It's not quite that simple, re: OS is better/400%. A given core can only do one thing at once. The OS schedules by time slicing between threads assigned to that core to rapidly context-switch what's running when--100% doesn't mean the core is "full" so much as all of its possible slices are allocated. That's the OS level.
But within any given timeslice you can get tiny periods of idle core due to the process stalling on resource access (memory bus, etc) which would normally be wasted time. HT allows the OS to say "do this or that" by scheduling two processes per physical core. That lets the core internally switch between the two choices based on which can proceed. The OS wouldn't otherwise be able to know that or do much about it within a single timeslice.

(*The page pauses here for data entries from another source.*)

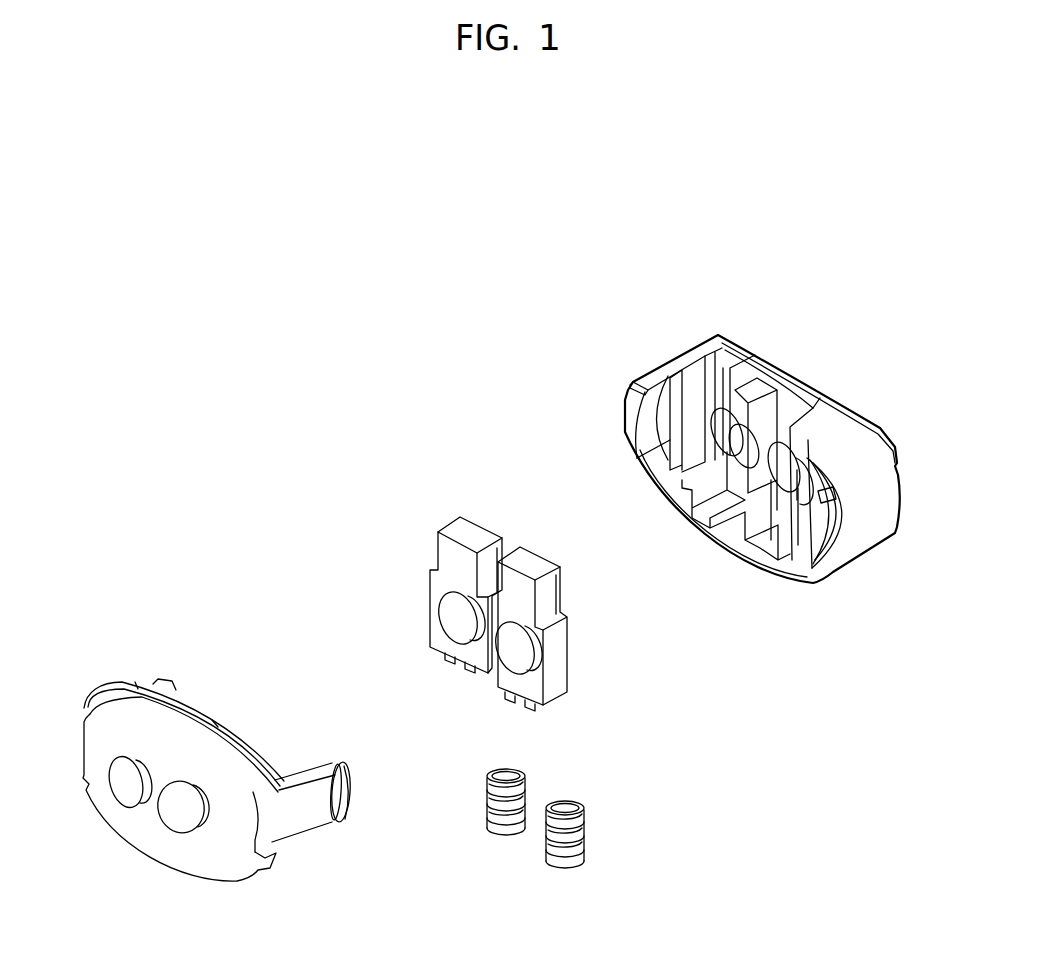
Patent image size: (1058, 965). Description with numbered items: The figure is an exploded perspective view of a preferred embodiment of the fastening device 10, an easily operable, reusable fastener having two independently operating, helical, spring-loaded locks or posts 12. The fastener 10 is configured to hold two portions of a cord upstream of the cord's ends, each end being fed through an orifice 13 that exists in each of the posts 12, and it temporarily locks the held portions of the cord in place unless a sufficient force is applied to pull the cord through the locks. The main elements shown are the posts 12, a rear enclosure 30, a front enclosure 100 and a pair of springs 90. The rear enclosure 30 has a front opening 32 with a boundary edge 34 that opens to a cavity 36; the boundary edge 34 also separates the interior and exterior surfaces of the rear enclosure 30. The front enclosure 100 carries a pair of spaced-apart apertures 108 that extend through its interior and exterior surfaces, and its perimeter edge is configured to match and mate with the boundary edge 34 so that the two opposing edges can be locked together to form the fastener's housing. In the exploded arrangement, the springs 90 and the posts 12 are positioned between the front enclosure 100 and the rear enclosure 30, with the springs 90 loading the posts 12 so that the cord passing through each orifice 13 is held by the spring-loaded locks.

The fastening device 10 is at (718, 300).
The rear enclosure 30 is at (833, 442).
The front opening 32 is at (785, 513).
The boundary edge 34 is at (697, 413).
The cavity 36 is at (815, 477).
The post 12 is at (470, 528).
The orifice 13 is at (460, 617).
The spring 90 is at (582, 865).
The front enclosure 100 is at (227, 857).
The aperture 108 is at (118, 783).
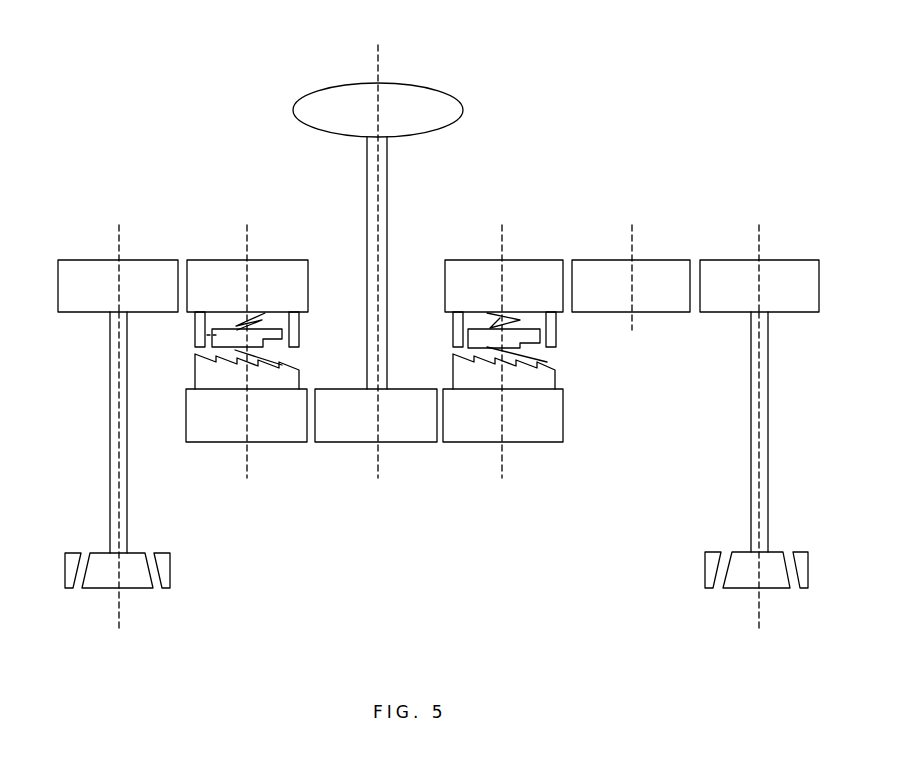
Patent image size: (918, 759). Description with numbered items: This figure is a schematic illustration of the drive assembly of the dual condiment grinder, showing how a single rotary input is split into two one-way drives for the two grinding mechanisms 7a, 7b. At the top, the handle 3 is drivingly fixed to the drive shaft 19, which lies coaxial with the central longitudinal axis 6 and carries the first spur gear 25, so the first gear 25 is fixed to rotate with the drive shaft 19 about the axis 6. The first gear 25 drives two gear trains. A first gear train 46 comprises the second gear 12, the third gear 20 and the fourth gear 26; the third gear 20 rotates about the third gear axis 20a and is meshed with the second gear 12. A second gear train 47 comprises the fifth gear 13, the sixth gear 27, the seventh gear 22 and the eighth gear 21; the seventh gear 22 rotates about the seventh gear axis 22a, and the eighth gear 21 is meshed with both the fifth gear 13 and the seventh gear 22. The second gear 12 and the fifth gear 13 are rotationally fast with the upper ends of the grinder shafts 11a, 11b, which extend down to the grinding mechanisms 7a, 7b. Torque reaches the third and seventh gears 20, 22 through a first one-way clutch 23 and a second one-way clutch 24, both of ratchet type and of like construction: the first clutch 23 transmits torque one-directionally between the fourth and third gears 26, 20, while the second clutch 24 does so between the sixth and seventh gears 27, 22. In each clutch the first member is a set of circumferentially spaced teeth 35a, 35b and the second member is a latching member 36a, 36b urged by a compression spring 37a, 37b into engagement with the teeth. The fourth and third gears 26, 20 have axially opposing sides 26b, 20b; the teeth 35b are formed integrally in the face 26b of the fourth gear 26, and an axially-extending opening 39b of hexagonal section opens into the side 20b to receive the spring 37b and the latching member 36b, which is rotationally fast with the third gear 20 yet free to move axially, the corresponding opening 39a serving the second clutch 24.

The handle 3 is at (480, 114).
The central longitudinal axis 6 is at (380, 58).
The drive shaft 19 is at (387, 185).
The first gear train 46 is at (141, 158).
The second gear train 47 is at (712, 180).
The second spur gear 12 is at (92, 272).
The fifth spur gear 13 is at (782, 272).
The grinder shaft 11a is at (110, 432).
The grinder shaft 11b is at (768, 416).
The grinding mechanism 7a is at (89, 610).
The grinding mechanism 7b is at (790, 609).
The third spur gear 20 is at (264, 270).
The third gear axis 20a is at (238, 244).
The side of third gear 20b is at (186, 335).
The seventh spur gear 22 is at (521, 272).
The seventh gear axis 22a is at (500, 248).
The eighth spur gear 21 is at (647, 272).
The first one-way clutch 23 is at (310, 350).
The second one-way clutch 24 is at (434, 356).
The compression spring 37a is at (495, 317).
The compression spring 37b is at (264, 312).
The axially-extending opening 39a is at (557, 320).
The axially-extending opening 39b is at (300, 320).
The latching member 36a is at (530, 340).
The latching member 36b is at (193, 344).
The teeth 35a is at (547, 358).
The teeth 35b is at (291, 361).
The side of fourth gear 26b is at (185, 382).
The fourth spur gear 26 is at (275, 435).
The first spur gear 25 is at (402, 430).
The sixth spur gear 27 is at (530, 427).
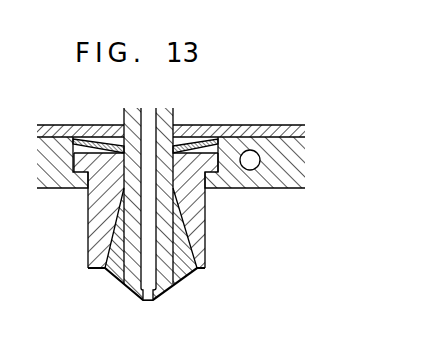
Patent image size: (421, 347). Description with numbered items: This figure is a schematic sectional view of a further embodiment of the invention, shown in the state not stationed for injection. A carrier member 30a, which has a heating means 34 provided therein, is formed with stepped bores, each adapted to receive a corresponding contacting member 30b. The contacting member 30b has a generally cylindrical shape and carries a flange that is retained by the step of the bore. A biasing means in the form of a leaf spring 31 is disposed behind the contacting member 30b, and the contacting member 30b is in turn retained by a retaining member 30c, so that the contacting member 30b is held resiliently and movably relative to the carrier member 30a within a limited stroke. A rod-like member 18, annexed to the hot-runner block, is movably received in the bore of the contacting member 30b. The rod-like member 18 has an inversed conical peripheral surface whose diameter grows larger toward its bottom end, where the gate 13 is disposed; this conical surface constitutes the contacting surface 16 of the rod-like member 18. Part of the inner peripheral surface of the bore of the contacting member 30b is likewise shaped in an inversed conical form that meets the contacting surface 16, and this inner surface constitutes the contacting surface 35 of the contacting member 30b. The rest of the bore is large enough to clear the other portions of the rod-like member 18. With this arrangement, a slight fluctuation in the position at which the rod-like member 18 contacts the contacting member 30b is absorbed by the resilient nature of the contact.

The gate 13 is at (150, 302).
The contacting surface 16 is at (204, 268).
The rod-like member 18 is at (163, 112).
The carrier member 30a is at (297, 152).
The contacting member 30b is at (205, 213).
The retaining member 30c is at (243, 130).
The leaf spring 31 is at (186, 143).
The heating means 34 is at (256, 168).
The contacting surface 35 is at (183, 240).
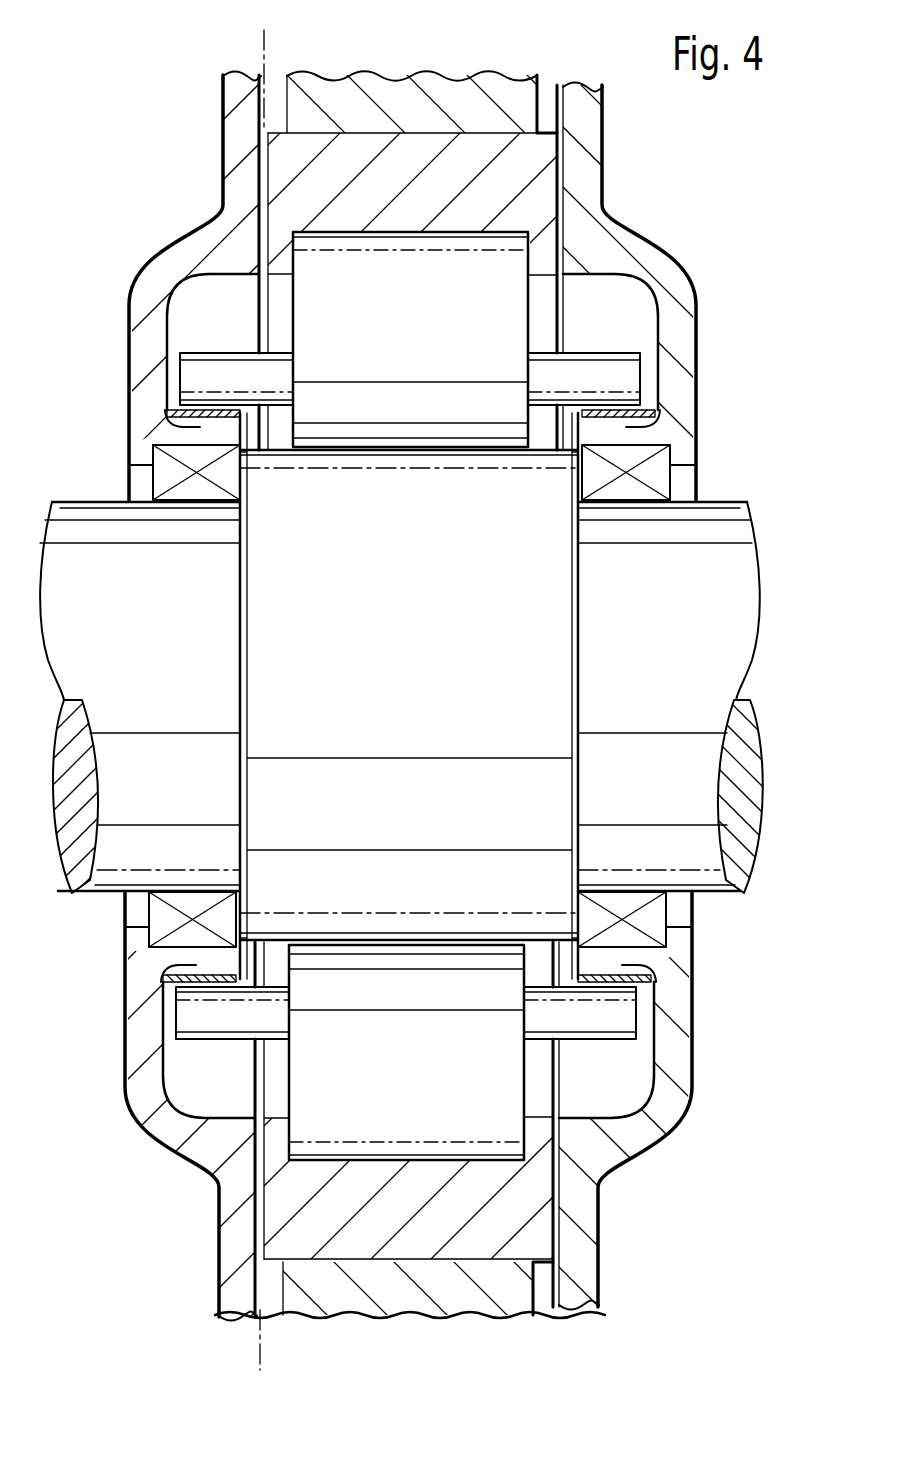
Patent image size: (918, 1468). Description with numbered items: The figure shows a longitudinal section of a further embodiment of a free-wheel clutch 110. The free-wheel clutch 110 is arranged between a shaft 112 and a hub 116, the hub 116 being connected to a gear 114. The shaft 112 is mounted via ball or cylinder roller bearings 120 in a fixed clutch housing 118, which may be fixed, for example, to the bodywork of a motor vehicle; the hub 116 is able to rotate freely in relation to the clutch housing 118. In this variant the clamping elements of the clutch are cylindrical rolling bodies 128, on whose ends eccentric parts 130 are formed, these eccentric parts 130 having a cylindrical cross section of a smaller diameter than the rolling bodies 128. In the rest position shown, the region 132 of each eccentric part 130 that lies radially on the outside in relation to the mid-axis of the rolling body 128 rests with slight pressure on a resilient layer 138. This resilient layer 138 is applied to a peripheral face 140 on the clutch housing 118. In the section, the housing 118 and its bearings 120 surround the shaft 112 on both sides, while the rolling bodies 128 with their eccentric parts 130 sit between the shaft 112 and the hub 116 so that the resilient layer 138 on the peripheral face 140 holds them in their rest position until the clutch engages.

The free-wheel clutch 110 is at (698, 274).
The shaft 112 is at (718, 578).
The gear 114 is at (517, 92).
The hub 116 is at (530, 162).
The clutch housing 118 is at (595, 247).
The ball or cylinder roller bearings 120 is at (177, 473).
The cylindrical rolling bodies 128 is at (338, 303).
The eccentric parts 130 is at (210, 367).
The region of the eccentric part 132 is at (627, 402).
The resilient layer 138 is at (187, 425).
The peripheral face 140 is at (637, 430).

It's the recovery of those bits that result in the speedup and you'll potentially see it on any physical core with two or more threads or processes assigned as long as they're spread between the two logical cores.
You're right re: snappy, both in that it's a bs word and in that UI is usually bottlenecked on stuff other than cpu so won't generally see speedup itself. But if you hit a button, then stuff happens, then the UI changes, stuff happening faster means it'll potentially change quicker even if that delay is otherwise small. That can make a UI seem more responsive.
Even with HT a core can just do one thing at once, it's just a much more efficient way of context switching. Unless you have a bug in the VM/Runtime, a core at 100% is doing all the work it can do (as long as you're looking at the right values and not things like waiting for I/O, like memory, disk, network).
And now we're talking about things that are measured in ns or faster, the human perception of instant is around 10ms, tens of thousands of times slower...
When you press that button, if you're crunching data HT can help (if it's a parallelized work load that actually sees the benefit of HT), if you're moving some text around in the window, scrolling a webpage etc, it won't.
I just don't think confusing people with their computer feeling snappier with a i7 is correct, nobody will ever be able to tell the difference browsing the web on an i5 vs an i7.